I woke to a disagreeable rainy morning. Maybe it was the weather, maybe I’d been too frisky the day before, anyway the slit in my back was like a foot-long boil. I phoned Dr. Canova, who lived on the floor below me, and had him look at the cut before he left for his downtown office. He rebandaged it and told me to take life easy for a couple of days. It felt better after he had fooled with it, but I phoned the agency and told the Old Man that unless something exciting broke I was going to stay on sick-call all day.
I spent the day propped up in front of the gas-log, reading, and smoking cigarettes that wouldn’t burn right on account of the weather. That night I used the phone to organize a poker game, in which I got very little action one way or the other. In the end I was fifteen dollars ahead, which was just about five dollars less than enough to pay for the booze my guests had drunk on me.

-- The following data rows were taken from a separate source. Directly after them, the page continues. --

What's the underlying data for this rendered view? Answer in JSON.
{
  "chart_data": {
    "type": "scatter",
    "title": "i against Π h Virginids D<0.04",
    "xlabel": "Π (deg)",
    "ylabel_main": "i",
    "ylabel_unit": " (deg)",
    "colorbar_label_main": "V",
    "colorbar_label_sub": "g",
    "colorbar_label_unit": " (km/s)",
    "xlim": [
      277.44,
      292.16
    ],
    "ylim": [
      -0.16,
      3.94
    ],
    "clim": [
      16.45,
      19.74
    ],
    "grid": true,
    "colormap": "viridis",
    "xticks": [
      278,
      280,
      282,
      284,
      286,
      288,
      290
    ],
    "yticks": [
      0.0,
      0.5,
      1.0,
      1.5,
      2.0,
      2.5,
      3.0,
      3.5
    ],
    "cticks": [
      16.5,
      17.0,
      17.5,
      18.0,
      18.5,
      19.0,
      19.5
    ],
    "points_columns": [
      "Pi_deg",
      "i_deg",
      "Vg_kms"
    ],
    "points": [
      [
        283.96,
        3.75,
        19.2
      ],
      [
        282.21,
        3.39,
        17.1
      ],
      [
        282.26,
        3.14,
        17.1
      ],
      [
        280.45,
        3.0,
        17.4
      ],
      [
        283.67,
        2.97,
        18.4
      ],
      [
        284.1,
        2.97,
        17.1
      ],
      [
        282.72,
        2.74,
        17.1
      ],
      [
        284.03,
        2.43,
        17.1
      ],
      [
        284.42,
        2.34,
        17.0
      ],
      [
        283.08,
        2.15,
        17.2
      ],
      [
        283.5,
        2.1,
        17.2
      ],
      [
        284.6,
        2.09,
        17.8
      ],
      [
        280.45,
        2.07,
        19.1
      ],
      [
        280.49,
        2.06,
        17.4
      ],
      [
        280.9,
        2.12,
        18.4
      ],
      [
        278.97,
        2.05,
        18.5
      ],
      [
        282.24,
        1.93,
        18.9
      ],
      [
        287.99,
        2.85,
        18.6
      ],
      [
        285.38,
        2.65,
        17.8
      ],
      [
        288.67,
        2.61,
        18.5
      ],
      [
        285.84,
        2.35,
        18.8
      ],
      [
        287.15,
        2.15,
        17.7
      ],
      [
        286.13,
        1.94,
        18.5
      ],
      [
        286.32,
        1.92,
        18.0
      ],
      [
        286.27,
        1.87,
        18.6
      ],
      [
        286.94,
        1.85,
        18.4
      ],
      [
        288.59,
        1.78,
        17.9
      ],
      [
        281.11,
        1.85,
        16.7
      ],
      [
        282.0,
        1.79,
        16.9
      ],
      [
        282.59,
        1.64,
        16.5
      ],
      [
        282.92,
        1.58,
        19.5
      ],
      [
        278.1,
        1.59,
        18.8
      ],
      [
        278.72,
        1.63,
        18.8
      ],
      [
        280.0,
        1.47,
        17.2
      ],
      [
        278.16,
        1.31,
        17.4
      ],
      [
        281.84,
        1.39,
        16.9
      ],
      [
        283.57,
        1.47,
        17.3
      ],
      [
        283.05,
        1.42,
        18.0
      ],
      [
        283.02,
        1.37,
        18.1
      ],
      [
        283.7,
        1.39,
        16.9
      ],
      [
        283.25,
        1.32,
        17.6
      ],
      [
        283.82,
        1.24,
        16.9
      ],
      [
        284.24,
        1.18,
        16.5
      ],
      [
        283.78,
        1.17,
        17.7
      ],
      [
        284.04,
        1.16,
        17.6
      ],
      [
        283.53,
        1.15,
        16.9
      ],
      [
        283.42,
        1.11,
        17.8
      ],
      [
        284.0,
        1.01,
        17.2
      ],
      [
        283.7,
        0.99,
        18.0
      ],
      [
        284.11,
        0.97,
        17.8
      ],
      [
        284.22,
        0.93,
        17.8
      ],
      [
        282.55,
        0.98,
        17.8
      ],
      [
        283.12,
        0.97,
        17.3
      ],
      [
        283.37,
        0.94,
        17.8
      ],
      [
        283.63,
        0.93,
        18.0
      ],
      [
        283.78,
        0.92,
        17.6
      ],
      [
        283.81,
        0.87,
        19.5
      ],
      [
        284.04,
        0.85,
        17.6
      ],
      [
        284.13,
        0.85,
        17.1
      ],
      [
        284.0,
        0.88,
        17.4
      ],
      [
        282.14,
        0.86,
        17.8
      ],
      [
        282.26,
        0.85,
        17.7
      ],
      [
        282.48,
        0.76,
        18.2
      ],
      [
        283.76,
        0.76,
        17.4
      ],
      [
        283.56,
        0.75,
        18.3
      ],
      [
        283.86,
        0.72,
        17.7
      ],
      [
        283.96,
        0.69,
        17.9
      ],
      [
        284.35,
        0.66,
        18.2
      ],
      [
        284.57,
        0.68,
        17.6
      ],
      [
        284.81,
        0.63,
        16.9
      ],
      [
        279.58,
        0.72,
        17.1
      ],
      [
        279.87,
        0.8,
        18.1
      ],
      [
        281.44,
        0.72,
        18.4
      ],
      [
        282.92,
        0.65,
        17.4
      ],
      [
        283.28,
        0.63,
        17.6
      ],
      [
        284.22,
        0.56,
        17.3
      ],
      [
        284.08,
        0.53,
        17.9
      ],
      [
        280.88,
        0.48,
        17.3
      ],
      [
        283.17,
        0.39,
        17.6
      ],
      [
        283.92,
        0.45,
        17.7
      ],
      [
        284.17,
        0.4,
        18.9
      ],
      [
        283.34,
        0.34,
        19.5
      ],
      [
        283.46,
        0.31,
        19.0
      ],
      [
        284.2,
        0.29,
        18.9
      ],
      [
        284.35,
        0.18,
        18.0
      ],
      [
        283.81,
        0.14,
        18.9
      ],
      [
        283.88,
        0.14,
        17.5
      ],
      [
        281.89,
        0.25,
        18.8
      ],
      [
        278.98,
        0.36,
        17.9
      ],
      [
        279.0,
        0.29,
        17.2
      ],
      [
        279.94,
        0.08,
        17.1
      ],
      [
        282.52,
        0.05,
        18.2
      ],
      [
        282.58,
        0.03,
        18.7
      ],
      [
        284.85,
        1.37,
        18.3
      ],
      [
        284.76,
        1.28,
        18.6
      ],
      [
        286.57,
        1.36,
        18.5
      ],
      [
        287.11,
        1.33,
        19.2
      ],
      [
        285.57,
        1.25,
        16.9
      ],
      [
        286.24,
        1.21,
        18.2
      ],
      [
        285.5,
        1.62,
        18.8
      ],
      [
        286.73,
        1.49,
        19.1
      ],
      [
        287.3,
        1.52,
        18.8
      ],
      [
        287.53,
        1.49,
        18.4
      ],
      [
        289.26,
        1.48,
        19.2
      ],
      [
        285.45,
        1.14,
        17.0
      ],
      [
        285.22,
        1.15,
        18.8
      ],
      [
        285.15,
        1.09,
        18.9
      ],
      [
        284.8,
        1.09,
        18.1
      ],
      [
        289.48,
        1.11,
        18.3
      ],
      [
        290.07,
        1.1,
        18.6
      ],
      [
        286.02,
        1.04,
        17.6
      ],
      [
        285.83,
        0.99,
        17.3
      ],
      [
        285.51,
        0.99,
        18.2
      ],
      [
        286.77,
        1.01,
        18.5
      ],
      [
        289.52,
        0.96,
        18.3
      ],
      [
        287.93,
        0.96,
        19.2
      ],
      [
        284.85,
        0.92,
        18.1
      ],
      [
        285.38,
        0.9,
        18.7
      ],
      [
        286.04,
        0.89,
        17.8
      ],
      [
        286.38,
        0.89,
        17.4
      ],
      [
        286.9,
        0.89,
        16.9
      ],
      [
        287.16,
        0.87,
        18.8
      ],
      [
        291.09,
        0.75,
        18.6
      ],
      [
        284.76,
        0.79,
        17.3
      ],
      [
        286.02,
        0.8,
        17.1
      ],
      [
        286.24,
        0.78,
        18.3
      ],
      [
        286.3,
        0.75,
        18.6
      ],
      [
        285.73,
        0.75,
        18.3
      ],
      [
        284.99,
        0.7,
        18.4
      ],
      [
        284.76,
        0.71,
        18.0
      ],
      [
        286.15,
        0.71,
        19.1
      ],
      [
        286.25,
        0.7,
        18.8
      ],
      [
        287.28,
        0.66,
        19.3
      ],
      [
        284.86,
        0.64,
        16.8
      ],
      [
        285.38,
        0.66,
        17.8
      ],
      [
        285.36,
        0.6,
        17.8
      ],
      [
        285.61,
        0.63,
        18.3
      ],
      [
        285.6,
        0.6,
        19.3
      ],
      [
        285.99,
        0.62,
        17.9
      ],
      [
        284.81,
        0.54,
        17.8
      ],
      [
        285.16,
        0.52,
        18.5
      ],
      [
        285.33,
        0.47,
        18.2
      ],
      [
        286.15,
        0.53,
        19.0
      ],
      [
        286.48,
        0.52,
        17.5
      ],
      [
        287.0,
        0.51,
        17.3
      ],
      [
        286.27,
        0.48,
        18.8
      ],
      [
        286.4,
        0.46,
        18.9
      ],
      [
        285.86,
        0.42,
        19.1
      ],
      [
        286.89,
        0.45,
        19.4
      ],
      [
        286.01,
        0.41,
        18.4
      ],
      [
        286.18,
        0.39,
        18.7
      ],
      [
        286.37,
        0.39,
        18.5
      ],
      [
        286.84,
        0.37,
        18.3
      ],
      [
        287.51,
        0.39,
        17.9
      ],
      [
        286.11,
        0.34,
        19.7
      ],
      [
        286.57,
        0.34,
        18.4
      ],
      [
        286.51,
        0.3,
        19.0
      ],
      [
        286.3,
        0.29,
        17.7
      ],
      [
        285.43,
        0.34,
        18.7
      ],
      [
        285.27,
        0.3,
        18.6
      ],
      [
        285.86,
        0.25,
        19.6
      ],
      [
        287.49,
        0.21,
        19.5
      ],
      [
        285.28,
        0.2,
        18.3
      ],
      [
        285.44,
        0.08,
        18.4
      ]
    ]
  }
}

My back was better the following day, and so was the day. I went down to the agency. There was a memorandum on my desk saying Duff had phoned that Angel Grace Cardigan had been vagged—thirty days in the city prison. There was a familiar pile of reports from various branches on their operatives’ inability to pick up anything on Papadopoulos and Nancy Regan. I was running through these when Dick Foley came in.
“Made him,” he reported. “Thirty or thirty-two. Five, six. Hundred, thirty. Sandy hair, complexion. Blue eye. Thin face, some skin off. Rat. Lives dump in Seventh Street.”
“What did he do?”
“Tailed Carey one block. Carey shook him. Hunted for Carey till two in morning. Didn’t find him. Went home. Take him again?”